Nick, feel free to call me for further information on this project. Stephen Schulte P.E.
It was great talking with you on this subject. It is a very unusual application for powder coatings. Following are the answers that we discussed via telephone for the benefit of our readers:
- Yes, I have heard of this process, although I have no personal experience helping anyone who has this process. This method of finishing products is used to gain the appearance of a highly polished and buffed metal surface without having to actually buff and polish the substrate. The powder coating fills the small voids and levels the surface. The metallizing process provides a surface that is harder and more robust than the powder coated surface to closely approximate the performance of nickel/ chrome plating. One product that comes to mind that uses this technology is automotive wheels.

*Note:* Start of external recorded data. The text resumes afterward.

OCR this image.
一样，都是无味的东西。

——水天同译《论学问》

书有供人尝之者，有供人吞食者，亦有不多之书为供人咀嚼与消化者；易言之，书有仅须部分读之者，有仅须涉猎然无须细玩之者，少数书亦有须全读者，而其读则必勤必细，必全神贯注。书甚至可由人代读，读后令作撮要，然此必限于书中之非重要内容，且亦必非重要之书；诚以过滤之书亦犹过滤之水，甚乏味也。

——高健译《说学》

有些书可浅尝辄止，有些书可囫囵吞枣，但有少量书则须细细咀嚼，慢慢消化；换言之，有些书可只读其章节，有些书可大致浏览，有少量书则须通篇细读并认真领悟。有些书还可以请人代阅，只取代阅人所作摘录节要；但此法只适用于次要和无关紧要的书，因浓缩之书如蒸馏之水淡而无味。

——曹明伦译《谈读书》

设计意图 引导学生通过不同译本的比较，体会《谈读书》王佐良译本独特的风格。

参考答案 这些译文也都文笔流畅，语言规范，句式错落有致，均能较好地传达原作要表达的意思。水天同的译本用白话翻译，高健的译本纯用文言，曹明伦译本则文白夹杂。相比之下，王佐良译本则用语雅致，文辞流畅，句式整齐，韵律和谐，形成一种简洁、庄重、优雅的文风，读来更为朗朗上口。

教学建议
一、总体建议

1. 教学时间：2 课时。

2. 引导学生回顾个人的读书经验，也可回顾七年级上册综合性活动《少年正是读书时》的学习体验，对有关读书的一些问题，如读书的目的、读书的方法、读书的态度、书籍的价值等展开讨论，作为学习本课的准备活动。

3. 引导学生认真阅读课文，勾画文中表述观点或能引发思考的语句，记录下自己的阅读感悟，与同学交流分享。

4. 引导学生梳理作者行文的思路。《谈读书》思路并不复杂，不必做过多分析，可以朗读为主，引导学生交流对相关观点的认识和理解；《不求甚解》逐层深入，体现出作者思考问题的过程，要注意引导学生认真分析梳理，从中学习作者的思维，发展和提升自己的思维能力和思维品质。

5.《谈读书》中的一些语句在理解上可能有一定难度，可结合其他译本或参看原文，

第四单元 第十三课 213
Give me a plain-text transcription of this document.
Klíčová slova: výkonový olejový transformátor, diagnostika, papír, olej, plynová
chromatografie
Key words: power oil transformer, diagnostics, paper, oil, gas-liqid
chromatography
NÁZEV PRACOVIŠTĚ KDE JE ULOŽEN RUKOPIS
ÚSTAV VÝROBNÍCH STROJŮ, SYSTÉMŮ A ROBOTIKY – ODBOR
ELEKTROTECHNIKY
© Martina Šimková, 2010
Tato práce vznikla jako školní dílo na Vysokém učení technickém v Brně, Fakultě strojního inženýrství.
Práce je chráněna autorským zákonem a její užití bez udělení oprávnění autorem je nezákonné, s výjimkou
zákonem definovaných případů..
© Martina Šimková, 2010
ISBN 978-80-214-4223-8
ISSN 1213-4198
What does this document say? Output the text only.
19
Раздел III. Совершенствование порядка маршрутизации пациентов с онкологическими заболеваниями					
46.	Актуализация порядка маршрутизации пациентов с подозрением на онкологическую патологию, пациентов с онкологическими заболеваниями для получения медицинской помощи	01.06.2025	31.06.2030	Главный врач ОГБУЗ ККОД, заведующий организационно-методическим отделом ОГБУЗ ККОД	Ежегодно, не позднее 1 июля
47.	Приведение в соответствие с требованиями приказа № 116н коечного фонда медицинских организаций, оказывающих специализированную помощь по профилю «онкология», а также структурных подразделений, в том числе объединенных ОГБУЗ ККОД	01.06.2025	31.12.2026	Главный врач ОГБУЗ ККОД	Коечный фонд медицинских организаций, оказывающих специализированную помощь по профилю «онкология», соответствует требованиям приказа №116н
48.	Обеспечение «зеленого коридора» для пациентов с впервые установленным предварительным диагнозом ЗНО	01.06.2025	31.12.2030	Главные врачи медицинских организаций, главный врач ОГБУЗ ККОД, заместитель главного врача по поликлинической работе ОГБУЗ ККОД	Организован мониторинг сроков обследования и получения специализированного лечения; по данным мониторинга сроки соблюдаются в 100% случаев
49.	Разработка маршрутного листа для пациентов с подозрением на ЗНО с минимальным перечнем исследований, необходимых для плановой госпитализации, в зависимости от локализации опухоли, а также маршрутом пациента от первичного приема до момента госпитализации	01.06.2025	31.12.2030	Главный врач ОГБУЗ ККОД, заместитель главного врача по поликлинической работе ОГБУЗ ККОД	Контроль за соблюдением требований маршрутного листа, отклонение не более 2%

- Pretreatment methodologies would be the same for any other organic finishing method. The product must be cleaned of all organic and inorganic soils to ensure proper adhesion of the powder coating. Since the substrate is aluminum, I suggest using an alkaline cleaner, followed by a water rinse, followed by a deoxidizing chemical, followed by a water rinse. This method will clean both organic and inorganic soils from the substrate. What follows depends upon the corrosion protection you require. Since this product is outdoors 24/7, then a chromate conversion coating or chrome-free DIP (dried-in-place) polymer coating should be applied to the substrate to obtain the maximum corrosion resistance.
- The powder coating should be selected in consultation with the powder coating supplier to ensure the coating has the mechanical and corrosion properties required for this application, the metallizing process and the fielded conditions. I suspect that a clear powder coating is appropriate to provide a depth of finish or distinctness of image (DOI) for the metallizing process. Furthermore, a clear powder will be easier to hide with the metallizing than an opaque powder. The final product will require that the powder coating be very smooth, so be sure to ask the coating supplier for a formulation that has high leveling and smoothness characteristics.
- There is no doubt that this process will require the powder coating to be sprayed onto the substrate. Electrostatic guns will provide an even powder coating film controlled to tight thickness tolerances not available using a fluidized bed application process.
- There are no conductive organic powder coatings that will allow the substrate to be plated after powder coating. However, the converse is true where powder coatings have been applied to plated surfaces. Furthermore, there are powder coatings that can be used to substitute for the appearance of plating, but their performance is not the same as plating.
I hope that this information provides the answer your client needs to evaluate using this process as a substitute for buffing, polishing and plating his aluminum castings.